Time-Since-Death Estimation: A Review Of Ai Applications In Forensic Postmortem Interval Analysis
DOI:
https://doi.org/10.64252/8dg6rw35Keywords:
Machine Learning, Deep Learning, Time Since Death, Thanatochemistry, Thanatomicrobiome.Abstract
Estimation of the postmortem interval (PMI) is an essential but difficult part of forensic analysis that has hitherto been based on subjective, frequently inaccurate markers. The recent developments in Artificial Intelligence (AI), especially Machine Learning (ML) and Deep Learning (DL), have accelerated a revolution in PMI estimation through the possibility of combining and processing various high-dimensional datasets.

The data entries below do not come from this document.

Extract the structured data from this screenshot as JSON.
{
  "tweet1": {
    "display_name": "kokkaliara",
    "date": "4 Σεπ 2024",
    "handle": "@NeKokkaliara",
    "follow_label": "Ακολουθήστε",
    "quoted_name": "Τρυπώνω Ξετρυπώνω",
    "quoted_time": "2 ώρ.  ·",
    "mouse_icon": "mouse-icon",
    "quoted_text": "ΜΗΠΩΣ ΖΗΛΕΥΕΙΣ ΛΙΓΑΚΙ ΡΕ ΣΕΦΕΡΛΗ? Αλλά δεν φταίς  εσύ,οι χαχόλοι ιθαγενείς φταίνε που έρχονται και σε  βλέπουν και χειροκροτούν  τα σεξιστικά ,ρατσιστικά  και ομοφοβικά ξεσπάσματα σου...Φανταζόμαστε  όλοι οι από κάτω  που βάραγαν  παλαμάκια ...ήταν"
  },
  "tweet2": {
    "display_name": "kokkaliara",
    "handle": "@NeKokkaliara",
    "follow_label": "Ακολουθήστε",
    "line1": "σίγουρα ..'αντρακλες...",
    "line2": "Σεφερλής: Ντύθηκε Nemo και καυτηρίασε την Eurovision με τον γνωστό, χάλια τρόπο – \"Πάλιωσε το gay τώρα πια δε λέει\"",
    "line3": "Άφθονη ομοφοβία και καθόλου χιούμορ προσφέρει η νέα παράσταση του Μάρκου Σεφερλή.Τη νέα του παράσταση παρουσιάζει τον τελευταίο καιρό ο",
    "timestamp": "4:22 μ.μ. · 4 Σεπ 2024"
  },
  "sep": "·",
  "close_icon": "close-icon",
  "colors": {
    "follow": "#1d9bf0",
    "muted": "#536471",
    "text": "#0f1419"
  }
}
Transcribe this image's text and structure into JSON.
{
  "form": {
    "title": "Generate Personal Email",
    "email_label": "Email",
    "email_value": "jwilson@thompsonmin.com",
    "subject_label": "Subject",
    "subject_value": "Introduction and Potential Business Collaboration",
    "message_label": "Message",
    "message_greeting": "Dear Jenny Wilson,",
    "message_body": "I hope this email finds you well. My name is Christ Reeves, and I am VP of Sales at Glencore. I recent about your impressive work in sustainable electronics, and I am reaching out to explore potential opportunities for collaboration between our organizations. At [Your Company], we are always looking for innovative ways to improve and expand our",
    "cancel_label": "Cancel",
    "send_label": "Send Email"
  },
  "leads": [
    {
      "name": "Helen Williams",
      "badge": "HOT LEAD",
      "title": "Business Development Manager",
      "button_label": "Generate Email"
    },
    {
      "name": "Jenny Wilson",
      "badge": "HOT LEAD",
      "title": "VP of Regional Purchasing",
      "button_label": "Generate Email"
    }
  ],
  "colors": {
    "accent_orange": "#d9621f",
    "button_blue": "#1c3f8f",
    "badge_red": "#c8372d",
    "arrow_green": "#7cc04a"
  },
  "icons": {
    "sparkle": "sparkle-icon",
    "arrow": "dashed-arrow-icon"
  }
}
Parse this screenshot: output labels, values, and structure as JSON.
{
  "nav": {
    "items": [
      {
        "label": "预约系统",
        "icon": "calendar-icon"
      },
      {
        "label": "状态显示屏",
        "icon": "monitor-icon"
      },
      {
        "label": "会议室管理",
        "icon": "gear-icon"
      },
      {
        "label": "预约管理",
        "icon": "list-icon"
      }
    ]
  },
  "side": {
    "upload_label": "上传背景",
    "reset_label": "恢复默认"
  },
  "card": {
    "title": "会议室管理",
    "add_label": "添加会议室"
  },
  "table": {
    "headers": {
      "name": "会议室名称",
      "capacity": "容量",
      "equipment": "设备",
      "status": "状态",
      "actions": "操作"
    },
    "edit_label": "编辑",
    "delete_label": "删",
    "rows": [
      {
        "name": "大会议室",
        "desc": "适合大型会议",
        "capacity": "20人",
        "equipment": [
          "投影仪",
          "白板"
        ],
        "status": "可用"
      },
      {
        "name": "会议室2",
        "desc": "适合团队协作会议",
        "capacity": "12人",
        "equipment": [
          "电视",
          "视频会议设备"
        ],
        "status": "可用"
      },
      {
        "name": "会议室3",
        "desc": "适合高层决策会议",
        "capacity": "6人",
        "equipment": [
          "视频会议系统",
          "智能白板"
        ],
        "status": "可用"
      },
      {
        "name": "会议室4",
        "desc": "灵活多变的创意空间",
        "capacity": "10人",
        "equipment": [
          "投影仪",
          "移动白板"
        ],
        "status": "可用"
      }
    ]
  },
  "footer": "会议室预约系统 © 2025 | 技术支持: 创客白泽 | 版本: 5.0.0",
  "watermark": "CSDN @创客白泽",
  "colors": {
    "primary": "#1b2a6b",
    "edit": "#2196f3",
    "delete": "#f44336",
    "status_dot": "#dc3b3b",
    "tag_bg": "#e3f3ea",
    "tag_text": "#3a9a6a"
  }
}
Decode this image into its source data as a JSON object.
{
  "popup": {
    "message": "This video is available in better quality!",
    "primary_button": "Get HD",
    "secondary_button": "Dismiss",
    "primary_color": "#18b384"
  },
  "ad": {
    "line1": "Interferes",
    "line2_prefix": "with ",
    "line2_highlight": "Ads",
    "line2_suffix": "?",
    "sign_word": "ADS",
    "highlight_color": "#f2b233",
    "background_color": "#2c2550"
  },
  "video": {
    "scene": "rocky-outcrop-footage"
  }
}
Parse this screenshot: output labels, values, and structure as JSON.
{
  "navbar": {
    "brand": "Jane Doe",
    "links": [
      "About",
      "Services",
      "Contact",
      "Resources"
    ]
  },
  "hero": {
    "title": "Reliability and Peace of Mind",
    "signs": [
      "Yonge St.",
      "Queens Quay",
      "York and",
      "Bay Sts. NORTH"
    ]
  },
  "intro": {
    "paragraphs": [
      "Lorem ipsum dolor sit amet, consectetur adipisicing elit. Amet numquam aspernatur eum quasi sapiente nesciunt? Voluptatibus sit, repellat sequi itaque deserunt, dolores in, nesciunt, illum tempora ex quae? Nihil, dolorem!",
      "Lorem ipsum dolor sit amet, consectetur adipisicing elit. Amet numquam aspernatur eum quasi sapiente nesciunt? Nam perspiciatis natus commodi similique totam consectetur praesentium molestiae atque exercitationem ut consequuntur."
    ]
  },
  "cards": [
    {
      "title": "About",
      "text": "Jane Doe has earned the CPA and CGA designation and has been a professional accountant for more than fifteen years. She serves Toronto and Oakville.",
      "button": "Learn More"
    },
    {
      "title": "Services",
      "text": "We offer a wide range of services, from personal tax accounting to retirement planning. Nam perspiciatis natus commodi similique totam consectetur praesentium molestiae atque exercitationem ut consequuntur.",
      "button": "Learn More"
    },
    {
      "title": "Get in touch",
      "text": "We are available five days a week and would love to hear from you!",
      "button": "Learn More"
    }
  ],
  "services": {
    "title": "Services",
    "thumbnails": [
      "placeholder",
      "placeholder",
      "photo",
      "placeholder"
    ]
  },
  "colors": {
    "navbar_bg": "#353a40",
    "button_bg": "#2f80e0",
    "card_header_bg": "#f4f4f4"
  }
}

This paper discusses the fundamental concepts in AI that are being used for PMI estimation, including describing supervised and unsupervised learning models, neural networks, and convolutional and recurrent structures with specific orientations to process complex biological, chemical, and imaging data. It also discusses the contribution of multimodal data such as biochemical markers, transcriptomics, microbiomes, imaging, and environmental inputs in the improvement of accuracy and robustness of AI-based PMI models. Main research findings are examined, including the better performance of AI models like Artificial Neural Networks and Random Forests compared to conventional forensic practices. Notwithstanding these developments, issues remain, most notably around data availability, standardization, validation, and ethical implications related to the interpretability and implementation of AI in judicial proceedings. The article finishes with an appeal for more collaborative, standardized, and ethically informed research to move AI-based PMI estimation from experimental potential to operational forensic actuality.